Als Folge dieser harmonischen Umlaufbewegung bilden die Planeten um TOI-178 alle paar Orbits eine geordnete Linie, um sich dann wieder zu zerstreuen. „Die Bahnen in diesem System sind sehr gut geordnet, was uns sagt, dass sich dieses System seit seiner Geburt recht sanft entwickelt hat“, erklärt Koautor Yann Alibert von der Universität Bern. Wäre das System dagegen durch Kollisionen oder eine nahe Sternpassage erheblich gestört worden, wären die Resonanzen nicht erhalten geblieben.
Fluffiger Gasplanet neben kompaktem Gesteinsball
Umso merkwürdiger ist daher eine zweite Besonderheit des Planetensystems TOI-178: Die Größen und Massen der Planeten folgen keiner klaren Abfolge wie im Sonnensystem, sondern scheinen willkürlich und chaotisch durcheinandergewürfelt, wie Daten des Cheops-Satelliten und der Teleskope der Europäischen Südsternwarte in Chile ergaben. Demnach sind die Planeten alle etwa ein bis dreimal so groß wie die Erde, ihre Masse aber variiert zwischen 1,5 und 30 Erdmassen.

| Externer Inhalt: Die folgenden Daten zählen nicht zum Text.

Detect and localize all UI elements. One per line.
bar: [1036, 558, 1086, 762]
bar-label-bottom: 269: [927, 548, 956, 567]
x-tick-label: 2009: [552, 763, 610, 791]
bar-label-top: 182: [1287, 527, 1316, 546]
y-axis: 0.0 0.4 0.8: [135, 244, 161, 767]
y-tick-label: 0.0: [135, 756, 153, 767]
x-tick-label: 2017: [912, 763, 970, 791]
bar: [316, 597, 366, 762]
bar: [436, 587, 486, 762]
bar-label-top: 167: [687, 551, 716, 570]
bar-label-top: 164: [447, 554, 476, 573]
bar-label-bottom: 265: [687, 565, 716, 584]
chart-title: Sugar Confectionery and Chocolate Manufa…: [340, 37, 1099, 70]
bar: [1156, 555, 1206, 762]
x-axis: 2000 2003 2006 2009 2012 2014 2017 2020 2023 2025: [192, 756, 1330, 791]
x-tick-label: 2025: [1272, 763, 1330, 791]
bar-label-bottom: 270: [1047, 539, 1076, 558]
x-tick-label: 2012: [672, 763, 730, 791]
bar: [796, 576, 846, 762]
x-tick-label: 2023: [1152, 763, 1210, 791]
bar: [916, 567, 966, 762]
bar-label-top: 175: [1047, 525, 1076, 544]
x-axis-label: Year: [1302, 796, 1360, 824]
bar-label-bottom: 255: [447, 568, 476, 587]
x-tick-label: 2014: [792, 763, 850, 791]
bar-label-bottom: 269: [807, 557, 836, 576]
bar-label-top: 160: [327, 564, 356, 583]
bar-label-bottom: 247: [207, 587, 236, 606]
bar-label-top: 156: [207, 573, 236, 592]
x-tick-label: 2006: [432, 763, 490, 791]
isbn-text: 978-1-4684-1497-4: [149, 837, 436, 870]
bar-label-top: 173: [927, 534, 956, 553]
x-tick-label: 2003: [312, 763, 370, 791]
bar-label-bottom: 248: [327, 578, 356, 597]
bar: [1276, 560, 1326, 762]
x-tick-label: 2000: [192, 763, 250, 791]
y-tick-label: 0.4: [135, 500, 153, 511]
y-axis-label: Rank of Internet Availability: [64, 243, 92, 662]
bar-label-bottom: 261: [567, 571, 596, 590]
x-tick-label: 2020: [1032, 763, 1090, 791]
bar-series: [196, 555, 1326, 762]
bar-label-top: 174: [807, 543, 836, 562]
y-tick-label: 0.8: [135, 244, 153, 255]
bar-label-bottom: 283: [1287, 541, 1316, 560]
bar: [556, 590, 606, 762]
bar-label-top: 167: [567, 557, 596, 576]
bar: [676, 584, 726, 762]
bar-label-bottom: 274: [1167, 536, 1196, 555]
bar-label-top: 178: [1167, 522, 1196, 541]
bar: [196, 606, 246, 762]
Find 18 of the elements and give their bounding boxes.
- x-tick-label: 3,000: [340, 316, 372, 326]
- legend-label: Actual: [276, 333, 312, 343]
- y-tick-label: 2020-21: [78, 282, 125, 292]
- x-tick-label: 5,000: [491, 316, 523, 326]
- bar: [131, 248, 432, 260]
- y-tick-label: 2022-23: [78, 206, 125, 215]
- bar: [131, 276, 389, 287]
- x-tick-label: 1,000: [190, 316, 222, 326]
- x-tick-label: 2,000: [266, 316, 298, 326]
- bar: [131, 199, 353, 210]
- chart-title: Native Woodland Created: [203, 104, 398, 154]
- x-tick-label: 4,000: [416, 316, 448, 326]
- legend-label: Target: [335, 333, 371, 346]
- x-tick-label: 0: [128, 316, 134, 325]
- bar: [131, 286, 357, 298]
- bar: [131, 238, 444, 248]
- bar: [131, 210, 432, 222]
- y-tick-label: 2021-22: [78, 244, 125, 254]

Damit umfasst das Planetensystem sowohl erdähnliche Gesteinsplaneten und Supererden als auch leichte Gasplaneten von weit geringerer Dichte als die Erde – und diese Planetenarten wechseln sich in willkürlicher Folge ab. „Im TOI-178- System scheint ein dichter, terrestrischer Planet wie die Erde direkt neben einem sehr flauschigen Planeten mit der halben Dichte von Neptun zu liegen, gefolgt von einem, der Neptun sehr ähnlich ist“, berichtet Koautor Nathan Hara von der Universität Genf.
Einzigartige und bislang unerklärliche Kombination
Diese Kombination von Resonanz und chaotischer Dichteabfolge macht TOI-178 bisher einzigartig unter den bekannten Planetensystemen: „Solch einen Aufbau beobachten wir zum ersten Mal in einem Planetensystem“, sagt Leleu. „Uns sind einige Systeme bekannt, in denen die Planeten in so einer rhythmischen Resonanz unterwegs sind, doch bei denen nimmt die Dichte der Planeten allmählich ab, je weiter sie vom Stern entfernt sind.“
Warum das bei TOI-178 nicht so ist, können die Astronomen bislang nicht erklären. Zwar könnten katastrophale Ereignisse wie Kollisionen so große Schwankungen in der Planetendichte erklären. Dann hätten diese Ereignisse aber auch die Resonanzkette stören müssen – und das ist offensichtlich nicht der Fall. „Dieser Kontrast zwischen der rhythmischen Harmonie der Orbitalbewegung und den ungeordneten Dichten stellt unser Verständnis von der Entstehung und Entwicklung von Planetensystemen in Frage“, sagt Leleu.
Gibt es noch weitere Planeten um TOI-178?
Leleu und sein Team wollen nun das TOI-System noch eingehender untersuchen. Sie vermuten, dass sich weiter außen um den Stern sogar noch weitere Planeten verbergen könnten – möglicherweise wären sie sogar lebensfreundlich. „Außerdem möchten wir herausfinden, was mit dem innersten Planeten, der sich nicht in Resonanz mit den anderen befindet, geschehen ist“, sagt Leleu. „Wir vermuten, dass er wegen Gezeitenkräften aus dieser Resonanz herausgefallen ist.“ (Astronomy & Astrophysics, 2021; doi: 10.1051/0004-6361/202039767)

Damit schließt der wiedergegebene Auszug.